Evlilik adı altındaki bu tecavüzden başka bir de evlenmeden cinsel tacize veya tecavüze uğrayanları da var tabii ki bu kız çocuklarının. Geçen gün okuduğum bir haberde, okulda öğretmeni tarafından taciz edilen kız, okuldan alınıp bir akrabasıyla evlendirilmiş. Tecavüze uğrasaydı tecavüzcüsüyle evlendirilirdi mutlaka. Kız çocukları böyle iğrenç bir çarkın içindeler diyeceğim de bildiğiniz gibi erkek çocukları hatta hayvanlar bile tecavüze uğrayıp duruyor ülkemizde.
Çocuk bayramı diyerek başlayıp bu kadar iç kararttım ama bununla bitiyor mu acaba çocukların çilesi? Senelerdir oturamamış bir eğitim sisteminde deneme tahtası olarak kullanılıp duruyorlar. Seçilecek okul bırakılmıyor onlara. Ders kitaplarından gördüğümüz bazı alıntılar akıllara durgunluk verecek derecede. Kadının sadece annelik yapabileceği daha minicikken kız ve erkek çocukların zihinlerine sokuluyor. Hele mühendislik gibi bir mesleği hiç yapmamalıymış kadınlar…
Böyle bir sistemde, çocuklarımızın geleceğini düşünemiyor insan. Tuzu kuru aileler için de durum değişik değil aslında. Paralarıyla çocuklarını bir yerlere getirmek için uğraşıyorlar. Özel okul cenneti oluyor ülkemiz yavaş yavaş. İçlerinde köhne zihniyetli ailelerin ise çocuklarını nasıl yetiştirdikleri malum.
Tüm bunların dışında çocuklarımız güvende değiller ilk başta. Neşe içinde arkadaşlarıyla sokakta oynayan çocuk görebiliyor musunuz artık? Parklar oldukça azaldı. Bazı semtlerde hiç yok. Betonlaşma sorunu yanı sıra çocuklarımızı yalnız bırakamıyoruz her an bir sapıkla karşılaşma ihtimalleri var diye. Gazetelerin üçüncü sayfaları kadın ve çocuk cinayetleri ile dolu. O yüzden ailelerde bir tedirginliktir gidiyor. Çocuklar okul ve ev arasında servislerdeler. AVM’lerin dört duvarı arasında kendilerine ayrılan oyun bölümlerinde ne kadar oynarlarsa artık. Bir yandan da sağlıksız beslenmenin baş aktörleri olan fast food zincirleri peşlerinde garibim çocukların.

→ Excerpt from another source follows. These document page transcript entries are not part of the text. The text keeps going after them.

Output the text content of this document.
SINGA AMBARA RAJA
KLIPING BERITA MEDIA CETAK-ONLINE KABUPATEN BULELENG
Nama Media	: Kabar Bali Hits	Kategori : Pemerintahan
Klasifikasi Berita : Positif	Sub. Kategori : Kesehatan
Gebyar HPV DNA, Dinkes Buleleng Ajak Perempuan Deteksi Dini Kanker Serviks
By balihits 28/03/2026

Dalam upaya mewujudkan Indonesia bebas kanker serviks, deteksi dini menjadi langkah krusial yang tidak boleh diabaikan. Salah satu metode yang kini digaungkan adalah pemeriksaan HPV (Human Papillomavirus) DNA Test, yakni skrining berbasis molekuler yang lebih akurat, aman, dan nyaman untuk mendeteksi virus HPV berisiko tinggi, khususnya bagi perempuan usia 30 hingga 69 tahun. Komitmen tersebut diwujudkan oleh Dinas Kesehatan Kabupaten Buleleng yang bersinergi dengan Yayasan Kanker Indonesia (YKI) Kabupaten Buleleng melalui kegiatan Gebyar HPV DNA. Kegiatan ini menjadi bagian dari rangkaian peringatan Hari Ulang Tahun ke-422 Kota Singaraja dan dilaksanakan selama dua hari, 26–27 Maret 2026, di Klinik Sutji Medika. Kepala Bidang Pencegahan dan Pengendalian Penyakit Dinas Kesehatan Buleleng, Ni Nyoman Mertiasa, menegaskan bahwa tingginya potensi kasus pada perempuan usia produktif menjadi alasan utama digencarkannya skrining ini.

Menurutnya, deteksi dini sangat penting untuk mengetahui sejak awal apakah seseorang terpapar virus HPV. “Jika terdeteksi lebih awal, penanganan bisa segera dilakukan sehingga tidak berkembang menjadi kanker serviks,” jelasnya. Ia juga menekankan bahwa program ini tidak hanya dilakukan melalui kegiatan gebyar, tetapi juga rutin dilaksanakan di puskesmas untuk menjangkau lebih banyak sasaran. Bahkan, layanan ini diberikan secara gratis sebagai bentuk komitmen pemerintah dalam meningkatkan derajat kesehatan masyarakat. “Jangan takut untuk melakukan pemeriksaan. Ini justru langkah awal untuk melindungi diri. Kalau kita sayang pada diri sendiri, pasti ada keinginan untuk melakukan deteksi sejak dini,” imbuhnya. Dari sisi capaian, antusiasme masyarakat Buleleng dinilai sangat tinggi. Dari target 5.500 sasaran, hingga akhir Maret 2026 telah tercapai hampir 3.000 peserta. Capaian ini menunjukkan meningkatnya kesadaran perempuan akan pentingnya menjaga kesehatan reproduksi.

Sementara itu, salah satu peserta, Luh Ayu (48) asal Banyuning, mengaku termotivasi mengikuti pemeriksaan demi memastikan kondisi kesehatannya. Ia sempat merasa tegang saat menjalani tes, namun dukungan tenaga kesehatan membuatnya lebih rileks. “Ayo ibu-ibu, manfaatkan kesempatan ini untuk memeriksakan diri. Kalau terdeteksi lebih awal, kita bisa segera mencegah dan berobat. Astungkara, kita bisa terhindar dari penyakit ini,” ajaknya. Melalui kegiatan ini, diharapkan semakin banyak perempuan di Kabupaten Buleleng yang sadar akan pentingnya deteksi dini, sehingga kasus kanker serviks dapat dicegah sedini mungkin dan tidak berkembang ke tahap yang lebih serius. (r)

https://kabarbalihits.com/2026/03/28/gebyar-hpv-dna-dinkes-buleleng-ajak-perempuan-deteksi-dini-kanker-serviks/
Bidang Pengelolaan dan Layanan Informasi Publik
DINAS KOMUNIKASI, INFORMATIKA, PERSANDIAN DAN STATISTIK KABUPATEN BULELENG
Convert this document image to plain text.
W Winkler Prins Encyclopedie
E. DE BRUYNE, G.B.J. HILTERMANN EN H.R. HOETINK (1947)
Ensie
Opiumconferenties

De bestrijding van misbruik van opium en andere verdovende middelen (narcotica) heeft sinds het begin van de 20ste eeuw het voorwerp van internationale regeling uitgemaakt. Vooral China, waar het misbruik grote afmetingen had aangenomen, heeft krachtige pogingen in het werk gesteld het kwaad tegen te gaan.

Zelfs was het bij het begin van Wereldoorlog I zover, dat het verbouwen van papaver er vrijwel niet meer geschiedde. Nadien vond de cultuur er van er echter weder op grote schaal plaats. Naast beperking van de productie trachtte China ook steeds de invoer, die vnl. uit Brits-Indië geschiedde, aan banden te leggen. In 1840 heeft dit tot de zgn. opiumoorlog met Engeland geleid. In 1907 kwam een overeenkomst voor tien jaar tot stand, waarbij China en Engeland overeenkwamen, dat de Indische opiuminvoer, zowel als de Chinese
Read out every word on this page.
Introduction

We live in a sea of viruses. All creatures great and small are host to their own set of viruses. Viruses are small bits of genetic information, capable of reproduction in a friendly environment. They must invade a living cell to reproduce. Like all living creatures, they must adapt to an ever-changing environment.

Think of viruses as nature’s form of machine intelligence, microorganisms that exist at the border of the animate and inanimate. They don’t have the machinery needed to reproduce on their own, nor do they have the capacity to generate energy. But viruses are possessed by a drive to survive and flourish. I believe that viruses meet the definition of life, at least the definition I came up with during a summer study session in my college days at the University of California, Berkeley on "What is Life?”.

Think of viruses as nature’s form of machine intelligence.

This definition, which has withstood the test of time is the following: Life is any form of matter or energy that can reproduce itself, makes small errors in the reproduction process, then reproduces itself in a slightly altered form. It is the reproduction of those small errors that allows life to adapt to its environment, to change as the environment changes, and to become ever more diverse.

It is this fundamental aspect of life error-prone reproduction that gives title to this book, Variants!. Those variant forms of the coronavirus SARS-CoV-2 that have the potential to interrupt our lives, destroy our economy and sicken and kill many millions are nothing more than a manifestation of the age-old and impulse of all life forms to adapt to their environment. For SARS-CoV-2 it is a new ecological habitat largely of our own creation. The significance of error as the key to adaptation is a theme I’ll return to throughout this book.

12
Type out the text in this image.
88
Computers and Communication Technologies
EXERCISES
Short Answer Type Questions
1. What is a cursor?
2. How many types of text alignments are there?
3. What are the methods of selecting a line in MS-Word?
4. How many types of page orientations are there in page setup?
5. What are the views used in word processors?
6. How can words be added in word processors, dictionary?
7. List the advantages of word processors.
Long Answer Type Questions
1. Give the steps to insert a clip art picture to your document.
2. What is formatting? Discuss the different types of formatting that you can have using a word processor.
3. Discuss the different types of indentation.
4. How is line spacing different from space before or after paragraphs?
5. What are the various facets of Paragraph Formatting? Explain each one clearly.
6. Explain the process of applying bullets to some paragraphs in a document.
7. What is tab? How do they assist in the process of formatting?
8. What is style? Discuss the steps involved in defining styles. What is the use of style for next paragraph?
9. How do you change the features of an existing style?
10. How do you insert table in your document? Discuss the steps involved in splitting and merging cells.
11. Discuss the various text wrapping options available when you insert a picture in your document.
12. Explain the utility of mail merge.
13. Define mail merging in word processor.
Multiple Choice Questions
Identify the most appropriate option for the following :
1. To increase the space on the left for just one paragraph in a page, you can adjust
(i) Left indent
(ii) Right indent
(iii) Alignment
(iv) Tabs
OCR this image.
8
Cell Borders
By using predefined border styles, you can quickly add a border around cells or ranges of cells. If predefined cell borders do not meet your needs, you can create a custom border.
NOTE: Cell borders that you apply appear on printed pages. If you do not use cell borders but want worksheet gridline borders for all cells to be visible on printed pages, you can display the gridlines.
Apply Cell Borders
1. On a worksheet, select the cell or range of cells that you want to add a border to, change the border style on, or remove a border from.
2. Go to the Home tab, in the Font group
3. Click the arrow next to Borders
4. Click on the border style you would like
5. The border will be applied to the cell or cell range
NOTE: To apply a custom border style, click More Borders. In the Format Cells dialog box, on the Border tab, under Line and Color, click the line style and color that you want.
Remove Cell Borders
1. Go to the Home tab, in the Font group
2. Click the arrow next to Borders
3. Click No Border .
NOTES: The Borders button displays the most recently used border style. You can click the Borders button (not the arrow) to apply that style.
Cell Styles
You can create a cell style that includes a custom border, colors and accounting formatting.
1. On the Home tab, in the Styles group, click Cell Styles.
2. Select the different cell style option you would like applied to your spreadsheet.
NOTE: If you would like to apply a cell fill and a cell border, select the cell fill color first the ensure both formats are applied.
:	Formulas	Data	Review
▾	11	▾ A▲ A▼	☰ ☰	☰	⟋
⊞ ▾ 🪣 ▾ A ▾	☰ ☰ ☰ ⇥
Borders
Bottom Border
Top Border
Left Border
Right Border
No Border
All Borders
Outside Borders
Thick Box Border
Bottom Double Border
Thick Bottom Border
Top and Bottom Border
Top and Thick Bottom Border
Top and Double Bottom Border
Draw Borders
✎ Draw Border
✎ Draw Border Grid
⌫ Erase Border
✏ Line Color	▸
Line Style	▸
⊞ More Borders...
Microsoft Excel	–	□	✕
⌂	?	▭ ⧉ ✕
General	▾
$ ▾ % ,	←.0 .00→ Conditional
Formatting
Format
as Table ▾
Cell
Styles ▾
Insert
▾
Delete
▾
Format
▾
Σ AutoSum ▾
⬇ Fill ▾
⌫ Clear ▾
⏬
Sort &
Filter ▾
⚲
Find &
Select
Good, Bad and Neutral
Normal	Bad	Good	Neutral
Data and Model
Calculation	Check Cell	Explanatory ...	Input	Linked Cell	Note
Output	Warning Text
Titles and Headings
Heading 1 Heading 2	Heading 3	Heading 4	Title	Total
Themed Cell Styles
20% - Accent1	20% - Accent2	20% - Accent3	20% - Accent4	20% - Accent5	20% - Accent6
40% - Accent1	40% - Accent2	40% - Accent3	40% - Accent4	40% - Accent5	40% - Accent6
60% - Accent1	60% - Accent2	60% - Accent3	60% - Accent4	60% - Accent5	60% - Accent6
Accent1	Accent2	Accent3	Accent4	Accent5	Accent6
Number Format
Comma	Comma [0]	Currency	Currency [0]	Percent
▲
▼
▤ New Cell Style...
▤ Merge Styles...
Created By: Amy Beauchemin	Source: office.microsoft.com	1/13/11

Asıl garip çocuklar da hâlâ gördüğümüz “mendilci çocuklar” başlığı altındaki çocuklar. Boğaz tokluğuna, bedenlerine göre ağır işlerde çalıştırılan çocuklar o kadar çok ki. İnsafsız işverenler onları sömürüp duruyorlar.
Yani toplumun her kesiminin çocuğunun başka sorunu var. Ama tabii ki belli başlı ortak sorun, eğitim sistemi.
Yine de bu çok özel bayramı düşününce “23 Nisan kutlu olsun çocuklar!” diye haykırmak geliyor içimden…
Ama sonra daha sekiz aylık olan Deran Bebek geliyor aklıma… Hapiste anneleriyle olan çocukların yanına yeni katıldı Deran Bebek… Onun ilk çocuk bayramını, parmaklıklar ardında, güneşine engel olunmuş yaşayacağını düşününce, kutlamam boğamıza bir düğüm olarak takılıyor.
Ceyda Sevgi Ünal
Maalesef yazdiklarinin hepsi bizim ulkemizde yaşanıyor. Gercekleri dile getirmissin ellerine ve yuregine sağlık sevgili Sevgi Unal.